Location: Soil, Water & Air Resources ResearchTitle: Long-term observations of crop water use with eddy covariance stations and coupling with crop simulation models Author
|Basso, Bruno - Michigan State University|
|Archontoulis, Sotirios - Iowa State University|
|Sauer, Thomas - Tom|
Submitted to: Meeting Abstract
Publication Type: Abstract Only
Publication Acceptance Date: 10/25/2017
Publication Date: 10/25/2017
Citation: Hatfield, J.L., Basso, B., Archontoulis, S., Prueger, J.H., Sauer, T.J. 2017. Long-term observations of crop water use with eddy covariance stations and coupling with crop simulation models. In: Proceedings of ASA-CSSA-SSSA Annual Meeting, October 20-26, 2017, Tampa, Florida.

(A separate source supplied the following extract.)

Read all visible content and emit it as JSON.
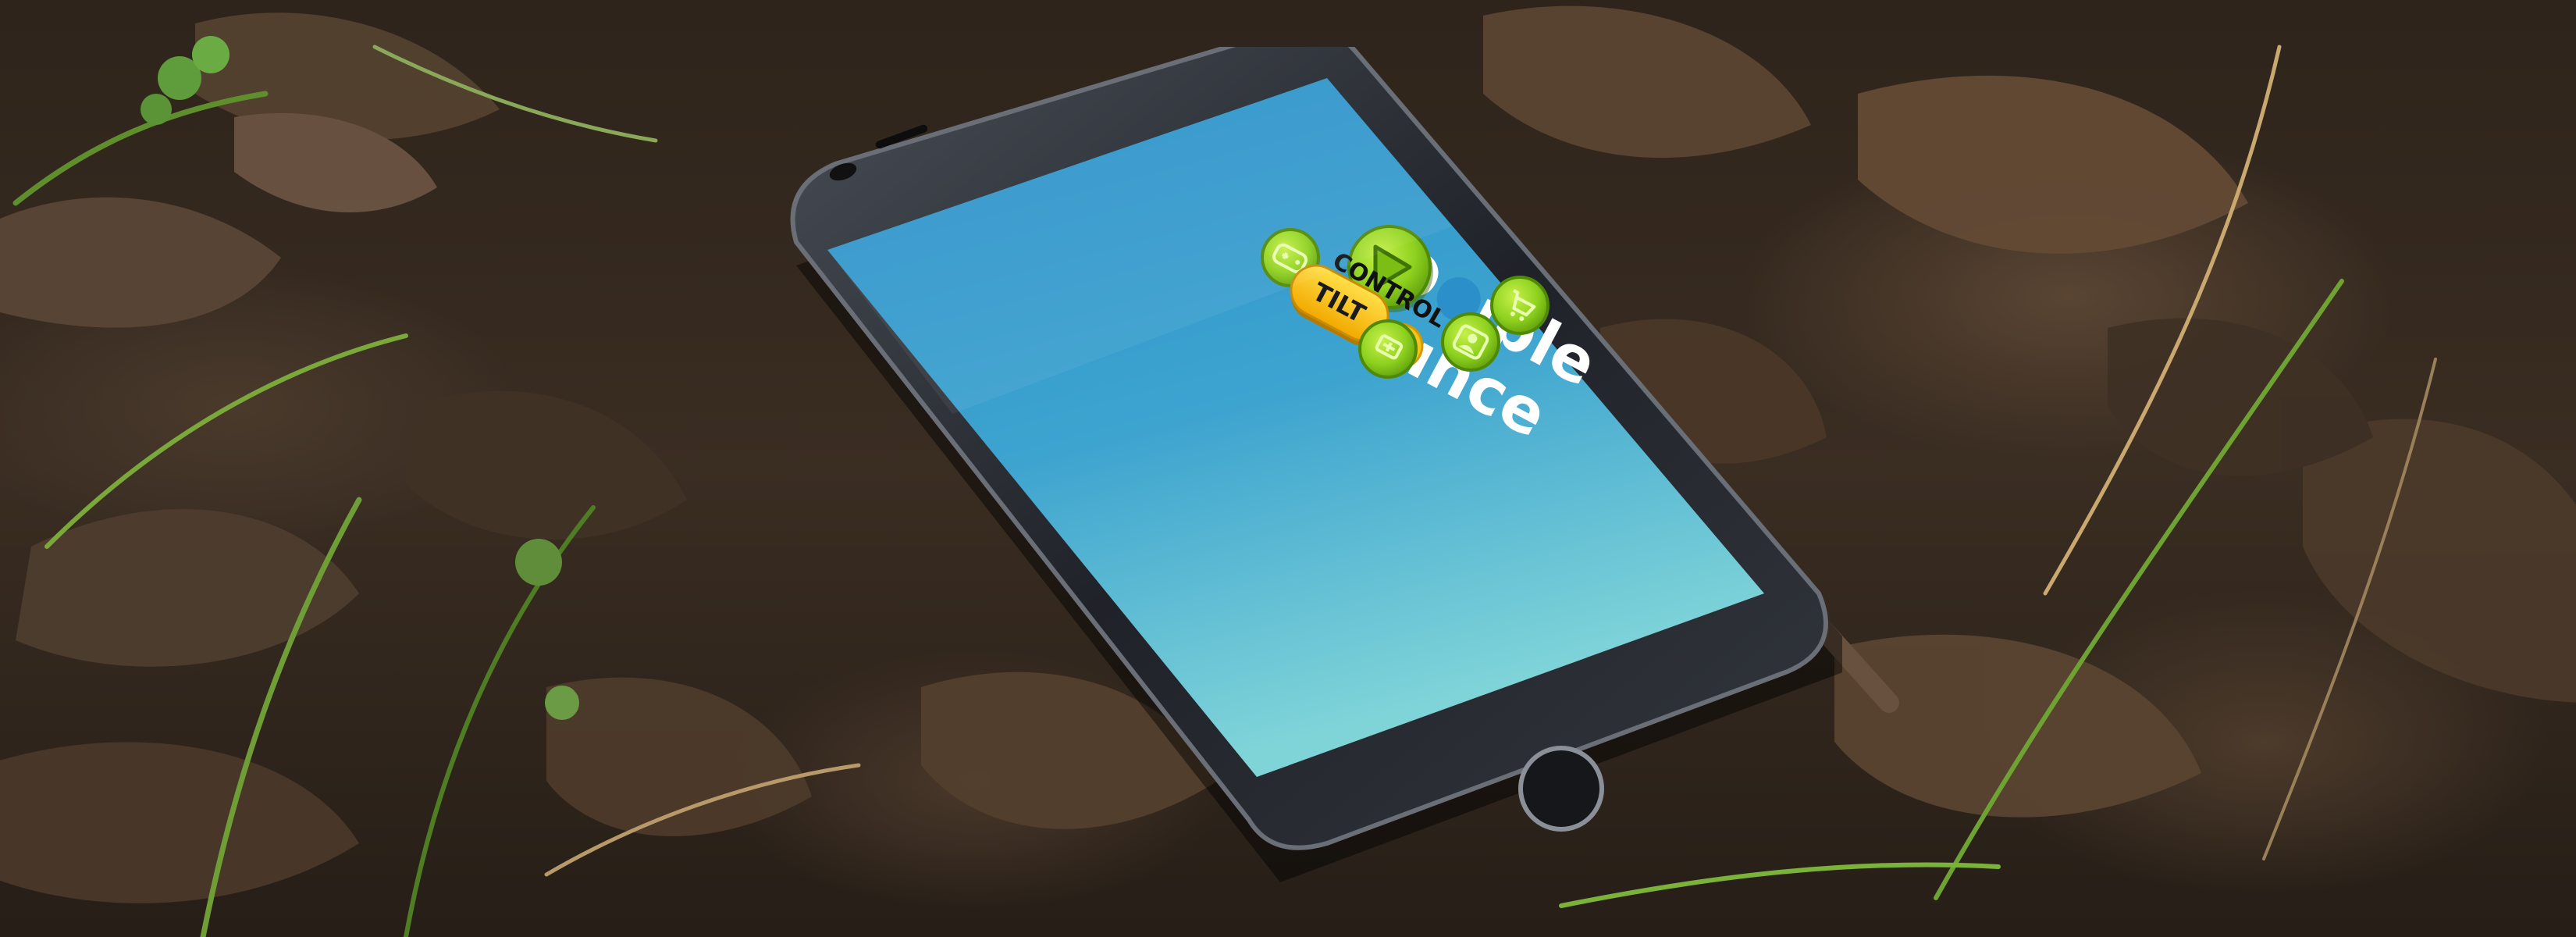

Technical Abstract: Understanding crop water use is critical to being able to determine crop water requirements and when water is limiting crop productivity. There have been many different techniques used to quantify crop water use and the eddy covariance approach is one method that has the capacity to measure crop water use over short time intervals and can be integrated to determine water use across phenological stages for different crops. The drawbacks of this methodology are that it requires a large area to ensure the footprint of the instrument is within the field and does require careful attention to data screening for quality control and gap-filling. We have collected an 11 year data set of eddy covariance data over corn and soybean crops in central Iowa to determine the patterns in crop water use in relation to precipitation variation and variation in crop growth and productivity. These data allow for a direct comparison among years in the changes in water use efficiency of corn and soybean and the relationship to weather variation that affects the growth rate of the crops. These data are providing a database to evaluate crop simulation models that can be used to determine crop water use under different growing conditions. Combining experimental measurements with crop simulation models will provide new insights into potential improvements in crop management to offset weather variation during the growing season.